Garton Ash is at least partly right. China and India are becoming important world powers, and Russia itself is undergoing a transformation that may see it re-emerge as a major power.

Along with their economic and military might, these countries are also growing their universities. Both teaching and research are improving rapidly. We may soon reach the day when Australian academics no longer flock to Europe and the USA on their sabbaticals, but opt instead for Beijing or Delhi.

- Steven Schwartz

4 Responses to “All the world is a stage”

  1. This reminds me of my Ancient history class this year. Studying Greek history with the Athens and Sparta as Major players in Greece and have been from 8th BC to 5th BC. At that time they had major players like Plato and Themistocles. However like today there were rising powers in the Greek world. Example is Thebes and Macedon. Which we could argue are like China and India with Sparta being USA and Athens as Europe. My point is that in time the power of major players will shift as Thebe and Macedon will give way to Philip and Alexander the Great who are father and son in the 4th BC. As time will tell that sooner or later China and India will produce greats like those of Europe and USA it’s just a matter of time.

  2. Allan Reply:

    More like in just a matter of time China & India ‘greats’ will soon be noticed.

  3. Yes, there is no doubt that global competition for academics is increasing. And what are Australian universities doing about it? Uhh… casualising the academic workforce, a solution which, according to researchers from the L.H. Martin Institute, ACER and EPI, “lacks coherence, strength and vision.” (Coates, Dobson, Edwards, Friedman, Goedegebuure & Meek, 2009) They also found that Australian academics have lower job satisfaction than their international colleagues, are amongst the least satisfied with institutional management and support, have less opportunity to do research than they would like, and work among the longest hours per week.

    Where is the University’s Workforce Development Plan? Why, given the situation outlined in the paper cited above and the many publications by people like Graeme Hugo over the last 15 years, is the University so keen to prevent systematic examination of academic workloads? Why is there so little evidence of a real intention to eliminate expectations of excessive academic workload and hours? Instead, positions are not being filled, we are looking to INCREASE student load, and management proposes to “require” up to 60% of academic workload to be taken up by teaching!

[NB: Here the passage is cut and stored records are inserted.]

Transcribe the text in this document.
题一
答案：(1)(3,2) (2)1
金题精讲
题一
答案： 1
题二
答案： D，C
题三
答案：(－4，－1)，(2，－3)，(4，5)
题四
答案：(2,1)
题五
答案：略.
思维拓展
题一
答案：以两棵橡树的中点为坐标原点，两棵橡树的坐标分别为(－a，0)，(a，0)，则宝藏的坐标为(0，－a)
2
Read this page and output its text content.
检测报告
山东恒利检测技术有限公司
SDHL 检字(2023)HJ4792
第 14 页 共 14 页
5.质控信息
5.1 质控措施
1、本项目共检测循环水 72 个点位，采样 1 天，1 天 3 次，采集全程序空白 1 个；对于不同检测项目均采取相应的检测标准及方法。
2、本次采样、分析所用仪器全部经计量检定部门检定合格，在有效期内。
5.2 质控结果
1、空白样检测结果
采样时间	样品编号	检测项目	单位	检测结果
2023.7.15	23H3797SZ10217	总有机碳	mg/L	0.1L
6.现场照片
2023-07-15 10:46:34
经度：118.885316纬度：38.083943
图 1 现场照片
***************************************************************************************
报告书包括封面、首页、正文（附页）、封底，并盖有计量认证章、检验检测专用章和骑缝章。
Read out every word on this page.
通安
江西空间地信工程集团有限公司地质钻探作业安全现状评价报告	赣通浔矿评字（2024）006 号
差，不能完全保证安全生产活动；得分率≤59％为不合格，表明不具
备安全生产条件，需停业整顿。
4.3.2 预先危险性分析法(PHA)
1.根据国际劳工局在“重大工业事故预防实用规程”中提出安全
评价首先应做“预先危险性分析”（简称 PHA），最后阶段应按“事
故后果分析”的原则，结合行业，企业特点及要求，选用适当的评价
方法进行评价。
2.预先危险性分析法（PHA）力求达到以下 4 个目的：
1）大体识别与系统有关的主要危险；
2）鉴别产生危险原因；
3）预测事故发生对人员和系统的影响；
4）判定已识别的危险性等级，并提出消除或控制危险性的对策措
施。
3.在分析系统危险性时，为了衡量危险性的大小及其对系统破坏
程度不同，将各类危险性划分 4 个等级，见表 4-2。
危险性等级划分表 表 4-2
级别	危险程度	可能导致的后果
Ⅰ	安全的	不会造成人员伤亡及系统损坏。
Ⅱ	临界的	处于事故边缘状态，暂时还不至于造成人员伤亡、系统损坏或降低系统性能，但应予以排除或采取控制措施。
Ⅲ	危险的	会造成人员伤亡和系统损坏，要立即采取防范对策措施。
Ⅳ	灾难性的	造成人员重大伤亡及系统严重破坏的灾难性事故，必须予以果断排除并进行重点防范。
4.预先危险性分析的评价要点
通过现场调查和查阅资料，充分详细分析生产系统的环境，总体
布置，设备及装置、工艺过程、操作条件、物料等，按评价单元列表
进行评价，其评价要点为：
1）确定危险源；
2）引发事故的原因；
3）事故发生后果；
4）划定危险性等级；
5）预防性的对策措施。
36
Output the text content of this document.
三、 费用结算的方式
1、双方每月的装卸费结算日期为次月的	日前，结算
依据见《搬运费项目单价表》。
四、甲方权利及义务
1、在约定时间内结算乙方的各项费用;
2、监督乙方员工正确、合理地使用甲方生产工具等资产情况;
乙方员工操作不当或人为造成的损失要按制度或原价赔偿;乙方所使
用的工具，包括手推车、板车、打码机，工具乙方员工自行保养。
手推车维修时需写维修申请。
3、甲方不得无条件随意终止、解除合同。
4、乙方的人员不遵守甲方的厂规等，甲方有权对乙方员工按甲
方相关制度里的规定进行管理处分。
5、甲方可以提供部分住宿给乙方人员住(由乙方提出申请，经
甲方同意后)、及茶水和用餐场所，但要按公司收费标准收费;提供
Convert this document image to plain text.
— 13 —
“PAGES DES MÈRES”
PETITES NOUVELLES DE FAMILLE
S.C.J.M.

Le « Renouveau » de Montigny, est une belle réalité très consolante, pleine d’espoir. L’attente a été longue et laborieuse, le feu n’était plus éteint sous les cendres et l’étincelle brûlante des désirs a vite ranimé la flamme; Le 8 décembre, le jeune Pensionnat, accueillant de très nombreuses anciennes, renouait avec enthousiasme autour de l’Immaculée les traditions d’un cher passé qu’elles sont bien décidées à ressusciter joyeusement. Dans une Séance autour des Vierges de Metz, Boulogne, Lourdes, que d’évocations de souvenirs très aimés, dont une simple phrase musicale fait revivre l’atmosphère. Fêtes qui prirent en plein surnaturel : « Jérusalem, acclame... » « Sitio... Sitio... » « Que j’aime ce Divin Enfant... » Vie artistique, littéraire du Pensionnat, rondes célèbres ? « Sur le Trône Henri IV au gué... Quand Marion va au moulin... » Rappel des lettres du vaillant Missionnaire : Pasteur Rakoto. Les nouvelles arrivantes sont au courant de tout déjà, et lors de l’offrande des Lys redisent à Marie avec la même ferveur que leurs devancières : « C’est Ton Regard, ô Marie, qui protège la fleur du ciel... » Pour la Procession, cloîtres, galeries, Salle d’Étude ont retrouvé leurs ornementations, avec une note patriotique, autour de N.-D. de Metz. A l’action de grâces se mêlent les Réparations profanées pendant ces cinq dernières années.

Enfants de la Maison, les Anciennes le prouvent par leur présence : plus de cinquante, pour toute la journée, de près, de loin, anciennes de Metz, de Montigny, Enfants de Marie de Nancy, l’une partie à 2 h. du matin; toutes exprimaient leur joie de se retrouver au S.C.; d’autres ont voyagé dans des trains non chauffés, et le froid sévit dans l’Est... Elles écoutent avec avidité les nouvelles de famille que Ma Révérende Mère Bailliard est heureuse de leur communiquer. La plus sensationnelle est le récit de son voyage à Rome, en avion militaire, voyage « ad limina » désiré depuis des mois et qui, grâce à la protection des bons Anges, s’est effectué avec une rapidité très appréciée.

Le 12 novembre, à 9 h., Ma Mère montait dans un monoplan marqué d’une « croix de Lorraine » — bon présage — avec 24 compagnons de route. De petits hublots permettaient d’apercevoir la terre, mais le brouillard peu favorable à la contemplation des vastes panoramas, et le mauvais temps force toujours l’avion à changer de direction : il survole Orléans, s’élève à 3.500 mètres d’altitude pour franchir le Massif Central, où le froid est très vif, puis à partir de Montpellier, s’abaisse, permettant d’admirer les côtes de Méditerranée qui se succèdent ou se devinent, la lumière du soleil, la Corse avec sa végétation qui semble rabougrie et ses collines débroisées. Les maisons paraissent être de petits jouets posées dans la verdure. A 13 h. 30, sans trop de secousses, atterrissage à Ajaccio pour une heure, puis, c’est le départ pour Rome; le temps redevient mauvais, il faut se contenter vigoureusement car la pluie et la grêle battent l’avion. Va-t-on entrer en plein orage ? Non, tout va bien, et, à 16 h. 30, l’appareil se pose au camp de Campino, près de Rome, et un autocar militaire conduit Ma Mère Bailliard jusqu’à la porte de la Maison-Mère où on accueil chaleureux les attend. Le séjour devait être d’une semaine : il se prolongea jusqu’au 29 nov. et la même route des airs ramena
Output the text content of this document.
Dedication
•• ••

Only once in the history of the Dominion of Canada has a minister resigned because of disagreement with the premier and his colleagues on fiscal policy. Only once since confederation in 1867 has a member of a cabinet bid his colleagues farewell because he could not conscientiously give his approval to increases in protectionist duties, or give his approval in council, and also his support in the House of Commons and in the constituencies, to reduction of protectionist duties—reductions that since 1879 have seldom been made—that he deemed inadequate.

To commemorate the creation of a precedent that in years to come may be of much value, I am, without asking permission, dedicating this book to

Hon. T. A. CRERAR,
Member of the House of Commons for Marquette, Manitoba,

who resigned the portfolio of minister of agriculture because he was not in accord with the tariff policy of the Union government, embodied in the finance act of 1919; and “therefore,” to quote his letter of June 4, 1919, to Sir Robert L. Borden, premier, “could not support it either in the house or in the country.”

    We are already seeing high staff turnover due to retirements. How is the policy of screwing academics to the floor with excessive workloads going to result in a sustainable workforce (and therefore a sustainable research program and quality teaching)??

  4. Dear VC,

    Fall of berlin wall was considered the most significant change in its own time. It was Fokoyama who discussed end of history immediately but we soon realized that History doesnt end with one fall as we were about to experience the ethnic cleansing in Africa and central Europe.

    Dear VC,

    Its 42 C and Im sitting in middle of the road preparing for my exam tomorrow simply because there are no ceiling fans in our rooms, no air conditioning in University owned accommodation.

    these lines on fall of berlin wall are from the reader… Let me disagree with you as long as universities in Australia think of students as commodities and money making machines without providing basic amenities such as Internet, Cooling systems etc. Not only the scholars but students also will run away. Even a B grade university in States offer fully airconditioning units to its students. Dont understand what excellence you are talking about.